Deniz Çağlar Fırat yazdı...

CHP Eskişehir örgütü, Kasım ayında yapılacak kurultay öncesi oldukça hareketli günler geçireceğe benziyor. Çünkü Eskişehir, sadece yerel ölçekte değil, ulusal ölçekte de CHP’nin yüz akı konumunda. Uzun yıllardır yerel siyasette birinci parti olması, Eskişehir nüfusunun %97’sinin CHP’li belediyeler tarafından yönetilmesi ve cumhurbaşkanlığı seçimlerinde dahi kendi adayının birinci çıkması tesadüf değil; örgütlü, istikrarlı ve inançlı bir mücadelenin sonucudur.

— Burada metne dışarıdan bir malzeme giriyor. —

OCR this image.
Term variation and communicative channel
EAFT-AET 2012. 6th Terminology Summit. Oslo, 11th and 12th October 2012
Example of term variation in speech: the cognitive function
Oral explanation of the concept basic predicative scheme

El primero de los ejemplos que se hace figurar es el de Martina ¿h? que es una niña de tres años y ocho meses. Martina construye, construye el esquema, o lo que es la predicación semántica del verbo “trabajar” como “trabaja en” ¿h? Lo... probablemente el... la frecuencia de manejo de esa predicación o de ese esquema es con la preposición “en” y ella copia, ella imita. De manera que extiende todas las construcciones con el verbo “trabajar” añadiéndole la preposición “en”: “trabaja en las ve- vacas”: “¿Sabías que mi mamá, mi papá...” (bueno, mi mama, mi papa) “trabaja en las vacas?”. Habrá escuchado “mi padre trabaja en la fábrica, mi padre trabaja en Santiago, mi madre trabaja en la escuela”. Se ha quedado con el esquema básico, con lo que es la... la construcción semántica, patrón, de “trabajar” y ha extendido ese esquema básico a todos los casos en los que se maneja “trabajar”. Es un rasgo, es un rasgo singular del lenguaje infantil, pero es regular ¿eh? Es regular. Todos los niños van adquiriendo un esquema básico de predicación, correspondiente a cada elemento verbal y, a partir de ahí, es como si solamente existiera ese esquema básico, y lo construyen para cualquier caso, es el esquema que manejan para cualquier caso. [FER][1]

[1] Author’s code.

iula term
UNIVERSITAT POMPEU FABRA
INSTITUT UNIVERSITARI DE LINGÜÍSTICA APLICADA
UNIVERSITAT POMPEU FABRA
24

“TÜM TÜRKİYE ESKİŞEHİR OLSUN” SÖYLEMİ BOŞUNA DEĞİL

Bugün artık “Tüm Türkiye Eskişehir olsun” ifadesi, sadece bir temenni değil, bir yönetim modeli önerisidir. Eskişehir’e gelen herkesin diline dolanan bu cümle, aslında sosyal demokrat belediyeciliğin kentte nasıl somut karşılık bulduğunu anlatıyor. CHP Genel Başkanları da kente ziyarete gelen CHP Genel Başkan Yardımcıları da her fırsatta bu başarıyı örnek gösteriyor.

Ne var ki, bu örnek modeli CHP Genel Merkezi düzeyinde anlatacak, temsil edecek bir isim uzun süredir bulunmuyor. En son Gaye Usluer’in PM üyeliği dışında, genel merkez yönetiminde ne bir Genel Başkan Yardımcısı, ne Parti Meclisi üyesi, ne de danışman düzeyinde bir Eskişehirli yer aldı.

Yani Eskişehir’in başarısı Ankara koridorlarında hak ettiği temsiliyeti bulamadı.

KURULTAY ÖNCESİ UZLAŞI ŞART

Yaklaşan CHP Büyük Kurultayı, işte bu açıdan büyük bir fırsat. Eskişehir örgütü, belediye başkanları, il ve ilçe yöneticileri ortak bir masa etrafında toplanarak, kenti genel merkezde temsil edecek güçlü bir isim üzerinde uzlaşmalı. Bu isim yalnızca bir kişi değil, bir anlayışın sembolü olmalı.

Bu temsil, şu niteliklere sahip bir ismi gerektiriyor:

  • Eskişehir’in tüm dinamiklerini, sorunlarını, kanaat önderlerini tanıyan,
  • CHP örgütleriyle ve belediyeleriyle güçlü bağı olan,
  • Kamuoyunda bilinirliği yüksek, ancak hiçbir kirli ilişkiyle anılmamış,
  • CHP’liliği tartışma konusu olmayan,
  • Sözü dinlenen, temsil gücü yüksek bir figür.

ARTIK GENEL MERKEZDE DE BİR ESKİŞEHİRLİ OLMALI

Ayrıca ben bu temsilin bir adım öteye taşınması gerektiğine inanıyorum. Artık bir Eskişehirli, CHP Genel Başkan Yardımcılığı düzeyinde görev almalı. Çünkü Eskişehir’de bu görevi layıkıyla yapacak bir isim var:

  • Sosyal belediyecilikte istikrar sağlayan,
  • Kültürel ve tarihi kimliği koruyan,
  • Katılımcı ve şeffaf yönetimin en güçlü örneklerini sergileyen,
  • Siyasi kimlikten bağımsız biçimde hizmet götüren,
  • Kriz dönemlerinde güven veren bir liderlik profili çizen bir isim.

Bu niteliklerin tümü, Eskişehir’de bir isimde vücut buldu aslında. Halkın içinden gelen, masa başında değil, sokakta siyaset yapan, kriz anlarında sakin ama kararlı duran o isim… Bugün CHP Genel Merkezi’nin ihtiyacı olan şey tam da bu profil.

Çünkü Ankara’ya yalnızca bir temsilci değil, bir Eskişehir aklı da lazım.

GENEL MERKEZ SAMİMİYSE HAYATA GEÇSİN

CHP Genel Merkezi gerçekten “Türkiye Eskişehir gibi yönetilsin” diyorsa, bu sözü sadece miting kürsülerinde değil, parti yönetiminde de hayata geçirmelidir. Çünkü Eskişehir modeli, halkın refahını, adaleti ve katılımcılığı merkeze alan bir modeldir.

O halde Eskişehir’in başarısını konuşmakla yetinmeyelim; Eskişehir’i Ankara’ya taşıyalım. Çünkü Türkiye’nin ihtiyacı olan şey, tam da Eskişehir’in yıllardır gösterdiği bu tutarlılık, liyakat ve halkçı akıldır.